MORINA, MONTENEGRO, July 2010
One of the most divisive issues between Russia and the United States in recent years has been the expansion of NATO – a Western military alliance seen largely by Moscow as a mechanism to keep Russian power in check. Many of the governments from the former Cold War Eastern Bloc have or are planning to join. One is the tiny country of Montenegro, wedged between Croatia and Albanie, where the prospect of NATO membership fills many of its citizens with horror, as Humphrey Hawksley reports:-
The village of Morina is a scattering of houses on either side of a fast-running mountain river. A country road runs through. A newly-built bridge with bright blue railings links both sides. On one is a hotel and cafe. On the other, a small shop, also newly built, then a little further on a library, and down in a clearing towards the river bank are two war memorials.
One points skywards, a huge concrete needle paying tribute to partisans who fought Hitler. The other is more personal, a small monument of dark marble for those killed by NATO.
In April 1999, NATO planes bombed the village because it was regarded as a supply route to Kosovo. NATO was trying to free it from Serbian rule at the time. They flew down through the valley in the middle of the afternoon killing six people, including three children.
Two were school girls, Julijar Brudar, who was ten, and 12-year-old Olivera Makzomovic.
They were buying sweets at the time from the shop at the end of the bridge.
“They never stood a chance,” said Milan Mikovic, the shop’s owner, standing in the middle of the new bridge in the summer drizzle. “Why bomb just as children are going home from school. It’s wrong.”
Mr Mikovic was then a citizen of the disintegrating Yugoslavia. He’s now one of independent Montenegro but is furious that his government plans to become a member of the military alliance that attacked the village.
He gathers Morina’s men in the library to show the depth of opposition.
“NATO is an aggressor,” said Ljubomir Komatina who lost his elderly father in the air raid. “Wherever it goes, whatever small country it invades, you see to blood of children.”
Mirko Kenovic was still quivering with fury over the death of his 13-year-old son, Miroslav. “We never want to join,” he shouted. “It is nothing more than an American terrorist organisation.”

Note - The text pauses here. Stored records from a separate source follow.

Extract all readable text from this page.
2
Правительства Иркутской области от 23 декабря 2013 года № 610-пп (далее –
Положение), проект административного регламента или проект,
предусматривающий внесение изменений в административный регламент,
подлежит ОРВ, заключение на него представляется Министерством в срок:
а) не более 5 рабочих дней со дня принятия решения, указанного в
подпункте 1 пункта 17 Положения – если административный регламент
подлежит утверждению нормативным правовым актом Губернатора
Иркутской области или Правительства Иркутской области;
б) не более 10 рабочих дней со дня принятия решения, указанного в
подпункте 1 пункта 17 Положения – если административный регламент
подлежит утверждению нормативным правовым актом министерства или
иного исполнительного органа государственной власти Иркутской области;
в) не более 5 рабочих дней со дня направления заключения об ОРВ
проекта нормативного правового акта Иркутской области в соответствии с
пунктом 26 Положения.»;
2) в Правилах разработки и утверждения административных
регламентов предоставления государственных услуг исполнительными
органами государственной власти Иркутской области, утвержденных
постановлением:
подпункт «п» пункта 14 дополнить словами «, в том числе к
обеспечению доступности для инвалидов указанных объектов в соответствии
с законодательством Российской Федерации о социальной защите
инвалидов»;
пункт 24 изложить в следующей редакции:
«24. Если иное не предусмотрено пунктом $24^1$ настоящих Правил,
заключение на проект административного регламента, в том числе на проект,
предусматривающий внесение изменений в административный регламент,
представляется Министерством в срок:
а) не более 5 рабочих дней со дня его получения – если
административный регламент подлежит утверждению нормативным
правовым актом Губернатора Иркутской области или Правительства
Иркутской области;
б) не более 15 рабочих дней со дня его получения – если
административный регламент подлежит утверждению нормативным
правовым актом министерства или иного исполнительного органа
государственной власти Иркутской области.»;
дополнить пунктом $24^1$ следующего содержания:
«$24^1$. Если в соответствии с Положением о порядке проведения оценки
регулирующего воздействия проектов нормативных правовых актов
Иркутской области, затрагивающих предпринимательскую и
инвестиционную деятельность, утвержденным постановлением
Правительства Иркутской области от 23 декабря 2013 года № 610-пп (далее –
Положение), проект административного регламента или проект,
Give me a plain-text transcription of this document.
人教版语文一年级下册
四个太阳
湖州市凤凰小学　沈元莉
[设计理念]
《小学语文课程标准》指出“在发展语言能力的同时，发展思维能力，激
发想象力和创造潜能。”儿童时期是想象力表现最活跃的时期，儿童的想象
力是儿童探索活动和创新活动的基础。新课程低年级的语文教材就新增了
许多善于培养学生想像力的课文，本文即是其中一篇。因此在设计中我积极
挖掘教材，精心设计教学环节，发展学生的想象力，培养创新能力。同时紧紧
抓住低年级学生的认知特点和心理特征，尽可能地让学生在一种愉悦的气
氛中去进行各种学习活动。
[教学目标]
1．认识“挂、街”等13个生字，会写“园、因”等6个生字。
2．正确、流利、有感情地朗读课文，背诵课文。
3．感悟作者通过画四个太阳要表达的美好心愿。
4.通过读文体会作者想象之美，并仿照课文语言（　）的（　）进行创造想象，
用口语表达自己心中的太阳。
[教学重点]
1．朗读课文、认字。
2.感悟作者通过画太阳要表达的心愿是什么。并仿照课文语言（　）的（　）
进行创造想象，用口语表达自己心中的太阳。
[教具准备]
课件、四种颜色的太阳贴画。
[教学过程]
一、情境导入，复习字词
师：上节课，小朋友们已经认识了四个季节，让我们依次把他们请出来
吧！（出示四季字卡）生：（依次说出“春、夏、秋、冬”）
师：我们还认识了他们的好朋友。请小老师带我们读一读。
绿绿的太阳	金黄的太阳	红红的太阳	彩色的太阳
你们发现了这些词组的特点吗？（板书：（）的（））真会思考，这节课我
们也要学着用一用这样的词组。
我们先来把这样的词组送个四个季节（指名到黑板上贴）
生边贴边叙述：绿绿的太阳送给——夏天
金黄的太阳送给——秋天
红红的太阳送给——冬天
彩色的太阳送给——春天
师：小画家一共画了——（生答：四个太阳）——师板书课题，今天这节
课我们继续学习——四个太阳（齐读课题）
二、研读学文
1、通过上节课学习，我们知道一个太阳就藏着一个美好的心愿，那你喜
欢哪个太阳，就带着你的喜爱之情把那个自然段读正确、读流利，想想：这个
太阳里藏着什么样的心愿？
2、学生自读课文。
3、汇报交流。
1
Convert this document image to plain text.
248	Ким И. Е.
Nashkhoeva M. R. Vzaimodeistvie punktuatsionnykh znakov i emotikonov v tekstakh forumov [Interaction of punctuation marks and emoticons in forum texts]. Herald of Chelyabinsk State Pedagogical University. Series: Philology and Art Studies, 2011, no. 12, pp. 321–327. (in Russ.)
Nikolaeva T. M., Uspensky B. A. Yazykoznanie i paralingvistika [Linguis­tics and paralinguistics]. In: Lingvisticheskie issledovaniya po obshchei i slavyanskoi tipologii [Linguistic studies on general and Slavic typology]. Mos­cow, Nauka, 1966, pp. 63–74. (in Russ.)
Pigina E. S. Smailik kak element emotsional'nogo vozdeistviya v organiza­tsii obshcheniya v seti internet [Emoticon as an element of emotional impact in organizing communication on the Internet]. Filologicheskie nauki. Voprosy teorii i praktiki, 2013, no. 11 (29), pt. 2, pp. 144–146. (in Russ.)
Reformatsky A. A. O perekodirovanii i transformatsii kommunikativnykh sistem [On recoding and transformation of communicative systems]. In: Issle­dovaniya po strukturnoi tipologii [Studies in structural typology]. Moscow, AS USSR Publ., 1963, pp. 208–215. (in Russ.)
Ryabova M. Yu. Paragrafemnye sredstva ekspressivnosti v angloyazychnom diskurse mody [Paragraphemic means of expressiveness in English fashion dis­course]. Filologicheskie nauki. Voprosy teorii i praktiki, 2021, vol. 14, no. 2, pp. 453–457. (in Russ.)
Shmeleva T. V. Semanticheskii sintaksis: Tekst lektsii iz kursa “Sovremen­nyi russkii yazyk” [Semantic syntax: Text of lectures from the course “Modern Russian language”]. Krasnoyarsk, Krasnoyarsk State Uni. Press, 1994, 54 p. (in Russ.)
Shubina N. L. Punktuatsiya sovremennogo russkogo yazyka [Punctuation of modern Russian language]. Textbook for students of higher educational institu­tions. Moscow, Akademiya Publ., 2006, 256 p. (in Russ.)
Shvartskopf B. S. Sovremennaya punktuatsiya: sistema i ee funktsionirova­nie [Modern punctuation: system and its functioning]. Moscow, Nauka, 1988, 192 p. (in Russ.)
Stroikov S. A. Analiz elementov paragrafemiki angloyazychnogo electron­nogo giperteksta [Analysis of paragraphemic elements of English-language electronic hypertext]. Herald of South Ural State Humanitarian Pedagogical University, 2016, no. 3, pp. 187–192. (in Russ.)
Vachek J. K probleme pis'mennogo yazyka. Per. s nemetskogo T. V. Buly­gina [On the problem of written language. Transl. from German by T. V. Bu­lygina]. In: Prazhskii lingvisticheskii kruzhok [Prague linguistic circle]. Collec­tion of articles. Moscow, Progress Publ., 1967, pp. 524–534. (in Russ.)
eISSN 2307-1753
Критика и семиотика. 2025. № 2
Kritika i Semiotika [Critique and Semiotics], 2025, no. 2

Photographs of the bombing are displayed on a wall in the library. They show villagers running in desperation, body parts, the ruins of buildings and burnt out cars. One of the library books is embedded with a piece of shrapnel.
But there’s is also a photograph of shopkeeper Mikovic hinting at how contradictory emotions grow out of such tragedies. He’s smiling as if in a holiday snap next to the American ambassador to Montenegro Roderick Moore – who was brave enough to meet the families in an attempt towards conciliation.
I travelled back from Morina to meet the ambassador in his compact embassy office in the Montenegrin capital, Podgorica. "Montenegro is the first serious aspirant for NATO that’s been on the receiving end of our interventions,” he explained, "and that weighs very heavily on the people of this country. As a human being, I completely understand that. But at the end of the day it should not be about emotions but about rational calculations.”
For the past twenty years, the rationale for Montenegro – and a swathe of other European countries – has been to use the dual membership of the European Union and NATO as a beacon to guide it towards modern democracy.
Some of it’s worked.
Montenegro’s coastal resorts with their cafes, jewellery shops and shimmering Adriatic Sea are drawing in film stars, billionaires and jet-setters. The clink of champagne glasses on yachts mingles with music from beach bars – with prices and fashion that would not be out of place in St Tropez or Cannes.
But drive inland and north you slide backwards. This is the old Balkans, grinding and poor, where the beacon of modern Europe has barely penetrated.
As recently as 2006, a referendum for independence from Serbia scraped through only by a narrow margin. If NATO was put to the vote there’s chance it would be rejected.
So the government’s pushing ahead regardless. Montenegrin troops are in Afghanistan and its aging Soviet patrol ships are already linked to military intelligence databases tracking suspect vessels in the Mediterranean.
On the wall of the Department of Defence are portraits of previous defence ministers showing off an array of exotic Balkan dress, mostaches and uniforms.
The current minister, Boro Vucinic, ramrod straight and immaculately dressed, explained the conundrum.
In the 19th Century Montenegro fought off the Ottomans. Then, allied to Russia, it strangely found itself at war with Japan. The Austro Hungarians occupied it during the First World War and the Italians during the Second. For the break up of Yugoslavia roughly one half supported Serbia, the other half the West.
It’s story of how the shadows fall in Europe’s ebb and flow of war – of conflicting ideas of what represents good and evil. Some views might be hostile to our conventional thinking, but – as in the case of Morina’s two war memorials – that doesn’t mean to say they are wrong.
“There’s been too much conflict,” said Defence Minister Vucinic. “We know in this region that a small country cannot find permanent peace and stability by remaining neutral. Joining NATO will stop us from fighting each other.”